When testing the new 2.89.15 release of Balena I came across a container networking issue: I can’t ping certain containers by their name, although DNS resolution and pinging by IP work fine.

Setup
We’re using a multi-container setup in our fleet of UpBoards running balena. Some of these containers run a kafka stack, e.g. the cp-zookeeper image.
I noticed that the confluent containers couldn’t connect to each other, which I could reproduce by not being able to ping the confluent containers by their name. Apparently this works fine on the old 2.68 Balena version.

Test setup
I simplified the issue but looking up the base image used (Redhat ubi8) and was able to generate a simple docker-compose.yml to reproduce this issue:

version: "2.1"

services:
  test1:
    image: balenalib/intel-nuc-ubuntu:bionic
    entrypoint: ["tail", "-f", "/dev/null"]
    container_name: test1
  test2:
    image: balenalib/intel-nuc-ubuntu:bionic
    entrypoint: ["tail", "-f", "/dev/null"]
    container_name: test2
  zookeeper:
    image: registry.access.redhat.com/ubi8/ubi-minimal
    entrypoint: ["tail", "-f", "/dev/null"]
    container_name: zookeeper

I can ping the containers test1 and test2 from each other but I cannot ping zookeeper by hostname. The DNS seems to be resolved correctly and ping by IP works, however ping by hostname doesn’t (only get report of one package after stopping it with ctrl+c).

Container test1:

root@37df5e0c5fe5:/# nslookup zookeeper
Server: 127.0.0.11
Address: 127.0.0.11#53

Non-authoritative answer:
Name: zookeeper
Address: 172.17.0.2

root@37df5e0c5fe5:/# ping zookeeper
PING zookeeper (172.17.0.2) 56(84) bytes of data.
^C64 bytes from 172.17.0.2: icmp_seq=1 ttl=64 time=0.229 ms

— zookeeper ping statistics —
1 packets transmitted, 1 received, 0% packet loss, time 0ms
rtt min/avg/max/mdev = 0.229/0.229/0.229/0.000 ms

root@37df5e0c5fe5:/# ping 172.17.0.2
PING 172.17.0.2 (172.17.0.2) 56(84) bytes of data.
64 bytes from 172.17.0.2: icmp_seq=1 ttl=64 time=0.259 ms
64 bytes from 172.17.0.2: icmp_seq=2 ttl=64 time=0.196 ms

Notice the “^C” before the printout in the second command. I’ve never seen this behavior of the ping command before.
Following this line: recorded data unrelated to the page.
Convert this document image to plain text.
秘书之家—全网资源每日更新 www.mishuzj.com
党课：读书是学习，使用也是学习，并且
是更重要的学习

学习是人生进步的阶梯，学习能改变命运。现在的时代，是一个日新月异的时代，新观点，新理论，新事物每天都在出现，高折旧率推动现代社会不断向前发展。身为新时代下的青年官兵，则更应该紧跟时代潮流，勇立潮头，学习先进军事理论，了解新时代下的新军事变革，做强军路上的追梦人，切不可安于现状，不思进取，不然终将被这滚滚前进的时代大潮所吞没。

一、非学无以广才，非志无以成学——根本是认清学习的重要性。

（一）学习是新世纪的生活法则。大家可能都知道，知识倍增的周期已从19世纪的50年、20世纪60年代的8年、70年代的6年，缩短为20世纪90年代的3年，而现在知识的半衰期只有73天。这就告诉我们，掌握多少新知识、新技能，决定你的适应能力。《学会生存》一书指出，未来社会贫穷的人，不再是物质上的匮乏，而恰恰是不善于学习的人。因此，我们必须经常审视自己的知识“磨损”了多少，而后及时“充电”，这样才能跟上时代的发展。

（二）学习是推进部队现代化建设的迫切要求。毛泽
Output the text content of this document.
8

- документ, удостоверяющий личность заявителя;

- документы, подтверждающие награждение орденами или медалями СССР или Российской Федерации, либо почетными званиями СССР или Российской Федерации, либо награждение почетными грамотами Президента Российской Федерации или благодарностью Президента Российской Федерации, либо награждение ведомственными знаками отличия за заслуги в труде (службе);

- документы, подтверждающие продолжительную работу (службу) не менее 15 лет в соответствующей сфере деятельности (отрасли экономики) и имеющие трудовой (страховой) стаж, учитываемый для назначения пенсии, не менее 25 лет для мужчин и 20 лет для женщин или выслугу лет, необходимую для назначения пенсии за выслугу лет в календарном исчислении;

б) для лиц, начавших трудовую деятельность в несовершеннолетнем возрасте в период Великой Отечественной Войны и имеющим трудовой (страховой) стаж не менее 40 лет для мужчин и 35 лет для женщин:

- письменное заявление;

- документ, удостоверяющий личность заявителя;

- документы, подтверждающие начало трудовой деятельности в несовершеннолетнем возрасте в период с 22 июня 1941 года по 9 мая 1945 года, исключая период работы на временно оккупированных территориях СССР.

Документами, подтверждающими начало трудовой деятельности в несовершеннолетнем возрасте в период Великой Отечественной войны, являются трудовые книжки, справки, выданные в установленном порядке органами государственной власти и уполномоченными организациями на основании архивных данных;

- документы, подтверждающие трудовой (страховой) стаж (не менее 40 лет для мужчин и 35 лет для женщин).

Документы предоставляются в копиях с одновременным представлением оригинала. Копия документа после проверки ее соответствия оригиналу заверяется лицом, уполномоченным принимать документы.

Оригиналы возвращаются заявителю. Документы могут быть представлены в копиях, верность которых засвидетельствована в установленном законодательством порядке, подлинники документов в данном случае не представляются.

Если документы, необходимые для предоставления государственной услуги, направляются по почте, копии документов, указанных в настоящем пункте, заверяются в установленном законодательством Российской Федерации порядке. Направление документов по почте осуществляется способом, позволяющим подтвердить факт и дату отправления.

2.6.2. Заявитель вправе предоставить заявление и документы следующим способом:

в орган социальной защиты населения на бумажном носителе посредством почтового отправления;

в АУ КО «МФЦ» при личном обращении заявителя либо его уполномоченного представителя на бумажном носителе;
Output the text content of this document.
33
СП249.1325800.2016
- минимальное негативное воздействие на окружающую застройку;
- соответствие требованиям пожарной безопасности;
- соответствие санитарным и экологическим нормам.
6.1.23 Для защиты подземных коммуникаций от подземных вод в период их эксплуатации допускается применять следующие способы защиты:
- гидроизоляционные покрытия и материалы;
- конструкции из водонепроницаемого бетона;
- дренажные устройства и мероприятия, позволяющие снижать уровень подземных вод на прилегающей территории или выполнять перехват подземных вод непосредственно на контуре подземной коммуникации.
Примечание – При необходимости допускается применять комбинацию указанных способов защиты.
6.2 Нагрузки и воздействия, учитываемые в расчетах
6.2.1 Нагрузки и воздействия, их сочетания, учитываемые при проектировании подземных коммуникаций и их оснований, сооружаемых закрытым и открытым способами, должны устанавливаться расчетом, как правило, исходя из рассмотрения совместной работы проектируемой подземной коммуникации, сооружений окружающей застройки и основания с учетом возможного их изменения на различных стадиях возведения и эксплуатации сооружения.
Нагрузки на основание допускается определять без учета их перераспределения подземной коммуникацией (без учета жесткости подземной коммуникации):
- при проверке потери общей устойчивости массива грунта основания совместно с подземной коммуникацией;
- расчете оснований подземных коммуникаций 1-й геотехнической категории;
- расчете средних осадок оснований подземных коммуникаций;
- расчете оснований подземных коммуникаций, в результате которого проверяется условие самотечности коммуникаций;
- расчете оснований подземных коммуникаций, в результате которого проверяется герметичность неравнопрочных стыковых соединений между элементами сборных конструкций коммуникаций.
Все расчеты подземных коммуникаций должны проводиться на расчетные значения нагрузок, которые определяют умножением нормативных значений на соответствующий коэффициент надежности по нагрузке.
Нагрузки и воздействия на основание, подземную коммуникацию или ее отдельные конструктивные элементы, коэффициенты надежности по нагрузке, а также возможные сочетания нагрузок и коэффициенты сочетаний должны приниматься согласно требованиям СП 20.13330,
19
I’m looking for advice on how to pinpoint the issue. If useful I can upload further information (balena inspect of the container or so).

Hi @hesch,

Thanks for all the info. It would definitely be helpful to include some info from inspecting the containers, as well as inspect output of the Docker networks on the device. By default, if the network is not specified, the Supervisor on the device will add all the containers to a managed bridge network, thus avoiding the Docker issue of containers not being pingable with a default bridge network. With managed bridge network, the containers should be able to ping each other if they’re on the same subnet and don’t have conflicting IPs - you’ll be able to see this when you inspect the containers. Normally with Docker networks, there shouldn’t be conflicting IPs, but we’ve seen instances of IP conflicts possibly caused by unclean engine cleanup. For example: Port already in use, because proxy keeps binding to the wrong container IP · Issue #272 · balena-os/balena-engine · GitHub, although I don’t know if this is related.

Thanks,
Christina